Toplantıda konuşan Eczacıbaşı Holding Kurumsal İletişim ve Sürdürülebilir Kalkınma Koordinatörü Okşan Atilla Sanön de, tüm dünyadaki karbon salınımının yılda toplam 29 milyar tonu aştığını ifade etti. Sanön, “Yapılacak iyileştirmelerle sağlanacak sadece yüzde 1’lik düşüşün bile dünyamıza her yıl yaklaşık 300 milyon ton daha az karbon salınımı anlamına geldiğini düşünürsek, sürdürülebilir kalkınma çalışmalarının önemi daha iyi anlaşılacaktır” dedi.

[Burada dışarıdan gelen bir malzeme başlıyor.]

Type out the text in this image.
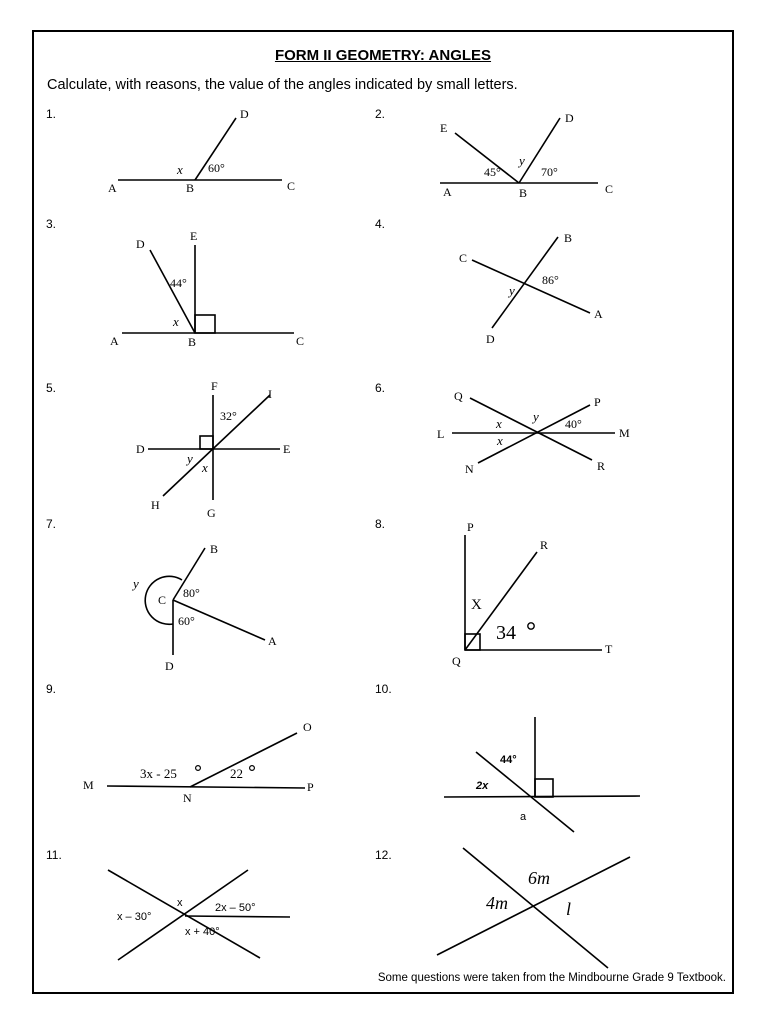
FORM II GEOMETRY: ANGLES
Calculate, with reasons, the value of the angles indicated by small letters.
Some questions were taken from the Mindbourne Grade 9 Textbook.
1.	D
A	B	C
x 60°
2.
E
D
A	B	C
y
45°	70°
3.
D
E
A	B	C
x
44°
4.
C
B
A
D
y
86°
5.	F
I
D	E
H
G
y
x
32°
6.
Q	P
L	M
N	R
x
x
y 40°
7.
B
C
A
D
y
80°
60°
8.	P
R
Q
T
X
34
9.
O
M
N
P
3x - 25	22
10.
44°
2x
a
11.
x
x – 30°
2x – 50°
x + 40°
12.
6m
4m	l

Sanön, Eczacıbaşı Topluluğu'nun bir üretim, tasarım ve yönetim felsefesi olarak Blue Life (Mavi Yaşam) felsefesini benimsediğini ifade ederek üretim kaynaklı CO2 emisyonlarının 200'e göre yüzde 9.1 oranında azaldığını ve 290 bin tondan 263.9 bin tona indiğini söyledi. Sanön, toplam rakamların yanı sıra ton başına sağlanan iyileştirmeleri de açıklamalrının önemine değinerek " Bu iyileştirmeler üretimdeki artış ve azalışlardan bağımsızdır. Bu şekilde aynı miktardaki üretimi gerçekleştirmek için ne kadar enerjide ne kadar iyileştirme yapmış olduğumuzu görebiliyoruz" dedi.

Sürdürülebilir kalkınma ile inovasyon arasındaki ilişkiye de değinen Sanön, Eczacıbaşı Topluluğu’nda 1999’dan bu yana çalışanlar tarafından hayata geçirilen ve gerek enerji gerek doğal kaynak tasarrufu sağlayan 197 inovatif projenin Topluluğa katkısının da 118 milyon dolara ulaştığını söyledi. Yapı Ürünleri Grubu fabrikalarında atık kağıt geri kazanım ve geri dönüşümleri sayesinde her yıl 17 bin 178 ağacı kesimden kurtardıklarını söyleyen Sanön, "Toplam 242 üründe Blue Life konsepti içinde sürekli iyileştirmeler yapılırken, aynı zamanda ürünlerimizi kullanan tüketicilerin de bilinçlenmesi için de yoğun çaba harcıyoruz" dedi.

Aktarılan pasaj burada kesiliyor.